Несмотря на интересные этнологические комментарии, самые проникновенные страницы этой книги — отчетливо автобиографические зарисовки чувств, мало привязанных к эпохе: вот автора, первого в классе по философии, исключили из школы за месяц до выпускных экзаменов, и теперь родители ищут, куда его в случае чего пристроить на второй год. И вот уже его отец мнет в своих больших руках фуражку, пока сидит на собеседовании у директора, с упоением вещающего о важности хорошего образования и о достоинствах своей школы, в которой, по слухам, доучиваются одни только лоботрясы и забияки из богатых семей.

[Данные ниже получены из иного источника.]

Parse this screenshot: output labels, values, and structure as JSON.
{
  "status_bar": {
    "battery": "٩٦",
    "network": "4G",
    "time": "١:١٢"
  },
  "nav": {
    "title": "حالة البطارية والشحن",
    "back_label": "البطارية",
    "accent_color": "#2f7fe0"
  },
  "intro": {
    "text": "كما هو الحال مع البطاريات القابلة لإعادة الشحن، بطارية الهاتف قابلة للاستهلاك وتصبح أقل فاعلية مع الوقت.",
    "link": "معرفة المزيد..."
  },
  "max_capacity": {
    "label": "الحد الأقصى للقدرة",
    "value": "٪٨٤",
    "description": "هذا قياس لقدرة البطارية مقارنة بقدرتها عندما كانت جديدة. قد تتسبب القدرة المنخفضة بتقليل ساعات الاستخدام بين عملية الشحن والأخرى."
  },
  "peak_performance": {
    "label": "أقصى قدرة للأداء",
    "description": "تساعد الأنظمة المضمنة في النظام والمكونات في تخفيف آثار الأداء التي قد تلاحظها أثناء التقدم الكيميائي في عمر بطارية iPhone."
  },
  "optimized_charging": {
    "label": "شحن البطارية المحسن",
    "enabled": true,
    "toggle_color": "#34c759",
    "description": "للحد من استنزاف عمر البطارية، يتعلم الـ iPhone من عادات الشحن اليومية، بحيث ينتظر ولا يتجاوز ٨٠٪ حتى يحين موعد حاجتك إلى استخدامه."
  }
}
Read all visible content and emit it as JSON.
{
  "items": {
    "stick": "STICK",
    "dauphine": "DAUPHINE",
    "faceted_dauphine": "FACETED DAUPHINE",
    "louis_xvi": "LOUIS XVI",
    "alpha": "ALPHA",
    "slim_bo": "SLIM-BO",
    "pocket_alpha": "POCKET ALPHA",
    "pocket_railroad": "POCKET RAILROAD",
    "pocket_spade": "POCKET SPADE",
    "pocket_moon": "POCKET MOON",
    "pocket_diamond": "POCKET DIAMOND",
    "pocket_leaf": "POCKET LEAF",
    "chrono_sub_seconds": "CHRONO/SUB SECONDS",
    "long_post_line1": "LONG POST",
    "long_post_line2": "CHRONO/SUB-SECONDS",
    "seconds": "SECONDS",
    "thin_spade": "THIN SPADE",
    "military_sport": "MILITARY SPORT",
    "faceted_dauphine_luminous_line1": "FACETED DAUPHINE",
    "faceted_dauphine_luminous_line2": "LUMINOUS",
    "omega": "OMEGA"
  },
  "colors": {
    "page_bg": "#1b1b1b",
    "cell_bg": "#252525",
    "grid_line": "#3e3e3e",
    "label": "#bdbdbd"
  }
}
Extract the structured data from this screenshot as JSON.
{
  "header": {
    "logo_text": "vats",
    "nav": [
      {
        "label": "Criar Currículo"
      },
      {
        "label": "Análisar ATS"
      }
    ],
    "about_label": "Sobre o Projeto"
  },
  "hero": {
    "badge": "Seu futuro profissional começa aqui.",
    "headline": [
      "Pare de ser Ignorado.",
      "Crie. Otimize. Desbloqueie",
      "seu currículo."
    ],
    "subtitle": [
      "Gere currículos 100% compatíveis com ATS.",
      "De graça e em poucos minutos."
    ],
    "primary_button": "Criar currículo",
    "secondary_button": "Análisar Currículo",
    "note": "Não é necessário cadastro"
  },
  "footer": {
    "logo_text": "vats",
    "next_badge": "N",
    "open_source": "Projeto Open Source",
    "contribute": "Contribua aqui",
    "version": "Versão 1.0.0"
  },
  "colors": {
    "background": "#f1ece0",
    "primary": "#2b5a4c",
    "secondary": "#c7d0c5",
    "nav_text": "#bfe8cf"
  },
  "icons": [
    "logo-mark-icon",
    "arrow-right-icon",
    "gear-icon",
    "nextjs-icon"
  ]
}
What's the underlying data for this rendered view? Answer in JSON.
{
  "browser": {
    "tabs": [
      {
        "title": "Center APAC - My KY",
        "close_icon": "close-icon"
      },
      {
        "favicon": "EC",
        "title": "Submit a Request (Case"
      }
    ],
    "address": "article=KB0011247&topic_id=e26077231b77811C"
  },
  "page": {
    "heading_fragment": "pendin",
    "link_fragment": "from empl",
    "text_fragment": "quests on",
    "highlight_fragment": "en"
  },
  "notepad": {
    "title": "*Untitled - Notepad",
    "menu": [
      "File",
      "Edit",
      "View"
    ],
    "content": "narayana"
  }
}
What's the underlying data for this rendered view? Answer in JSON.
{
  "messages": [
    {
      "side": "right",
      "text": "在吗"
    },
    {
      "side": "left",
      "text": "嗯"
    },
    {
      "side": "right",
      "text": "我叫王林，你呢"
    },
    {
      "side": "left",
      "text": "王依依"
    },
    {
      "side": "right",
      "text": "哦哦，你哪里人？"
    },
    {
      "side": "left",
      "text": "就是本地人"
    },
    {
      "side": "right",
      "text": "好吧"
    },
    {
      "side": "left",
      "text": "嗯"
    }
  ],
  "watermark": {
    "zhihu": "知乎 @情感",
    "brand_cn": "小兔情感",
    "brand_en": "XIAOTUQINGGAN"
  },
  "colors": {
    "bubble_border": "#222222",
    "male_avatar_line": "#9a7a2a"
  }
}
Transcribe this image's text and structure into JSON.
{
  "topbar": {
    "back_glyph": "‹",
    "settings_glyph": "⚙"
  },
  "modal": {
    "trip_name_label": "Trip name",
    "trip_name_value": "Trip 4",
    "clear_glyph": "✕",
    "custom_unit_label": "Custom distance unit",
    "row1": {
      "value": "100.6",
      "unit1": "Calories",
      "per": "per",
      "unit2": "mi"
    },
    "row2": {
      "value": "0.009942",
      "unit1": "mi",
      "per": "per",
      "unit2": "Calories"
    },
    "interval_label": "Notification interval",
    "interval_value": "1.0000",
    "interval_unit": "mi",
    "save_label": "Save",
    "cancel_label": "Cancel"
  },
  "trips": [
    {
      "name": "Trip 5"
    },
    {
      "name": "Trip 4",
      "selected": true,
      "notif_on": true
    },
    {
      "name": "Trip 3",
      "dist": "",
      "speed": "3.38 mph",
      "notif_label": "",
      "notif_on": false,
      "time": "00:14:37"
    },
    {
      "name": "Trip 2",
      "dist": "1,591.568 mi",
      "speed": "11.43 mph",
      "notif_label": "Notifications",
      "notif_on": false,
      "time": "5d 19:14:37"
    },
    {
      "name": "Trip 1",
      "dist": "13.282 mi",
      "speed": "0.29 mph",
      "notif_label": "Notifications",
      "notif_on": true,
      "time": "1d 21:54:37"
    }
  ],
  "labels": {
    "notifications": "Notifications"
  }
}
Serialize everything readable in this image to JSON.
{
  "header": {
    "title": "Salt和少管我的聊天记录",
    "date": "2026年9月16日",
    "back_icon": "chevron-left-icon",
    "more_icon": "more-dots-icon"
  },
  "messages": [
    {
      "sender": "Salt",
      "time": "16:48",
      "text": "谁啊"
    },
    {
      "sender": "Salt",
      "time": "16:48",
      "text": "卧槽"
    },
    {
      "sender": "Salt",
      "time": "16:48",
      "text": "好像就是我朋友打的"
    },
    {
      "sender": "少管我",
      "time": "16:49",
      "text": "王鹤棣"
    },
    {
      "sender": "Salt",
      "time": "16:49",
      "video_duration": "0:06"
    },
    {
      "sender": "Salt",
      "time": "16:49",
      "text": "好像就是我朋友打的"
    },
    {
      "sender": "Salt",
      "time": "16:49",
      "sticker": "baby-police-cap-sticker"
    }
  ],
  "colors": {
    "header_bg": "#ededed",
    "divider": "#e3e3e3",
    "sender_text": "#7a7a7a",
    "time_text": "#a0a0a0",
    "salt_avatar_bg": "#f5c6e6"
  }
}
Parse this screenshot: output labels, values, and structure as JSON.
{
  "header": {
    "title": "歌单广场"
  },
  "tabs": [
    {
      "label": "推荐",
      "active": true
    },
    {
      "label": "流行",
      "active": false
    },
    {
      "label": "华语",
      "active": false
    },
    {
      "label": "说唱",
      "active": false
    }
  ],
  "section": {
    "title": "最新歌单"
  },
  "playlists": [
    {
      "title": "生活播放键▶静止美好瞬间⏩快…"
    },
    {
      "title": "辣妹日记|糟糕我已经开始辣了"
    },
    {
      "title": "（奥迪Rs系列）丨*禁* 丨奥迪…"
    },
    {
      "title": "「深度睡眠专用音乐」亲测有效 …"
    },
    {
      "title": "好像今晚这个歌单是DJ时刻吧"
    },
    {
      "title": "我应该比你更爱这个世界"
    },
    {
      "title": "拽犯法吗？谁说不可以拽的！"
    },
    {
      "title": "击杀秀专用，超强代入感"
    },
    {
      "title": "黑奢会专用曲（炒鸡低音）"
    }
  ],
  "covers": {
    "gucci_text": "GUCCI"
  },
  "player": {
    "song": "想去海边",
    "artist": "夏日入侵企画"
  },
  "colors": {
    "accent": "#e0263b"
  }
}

Вот галдеж в университетской столовой, где за разговорами о попытках свести воедино Мунье и Ницше нужно успевать уворачиваться от летящих через весь зал хлебных корок. Вот прилично одетый господин, выгуливающий вечером майской пятницы свою маленькую собачку на странно-пустынной улице Кана. Он слышит вдалеке гул толпы, берет собачку на руки и ускоряет шаг.
[1] Pavard B. Que sais-je? Mai 68. Paris: Presses Universitaires de France, 2018.
[2] В оригинале — игра слов: «Радоваться без препятствий» или «Кончать беспрепятственно».
[3] Le Goff J.-P. Mai 68. L’héritage impossible. Paris: La Decouverte, 1998.
[4] Idem. Du gauchisme culturel et de ses avatars // Le Débat. 2013/2014. № 176. P. 39—55.
[5] Католическое учение о пользе и нравственной ценности страдания. — Примеч. ред.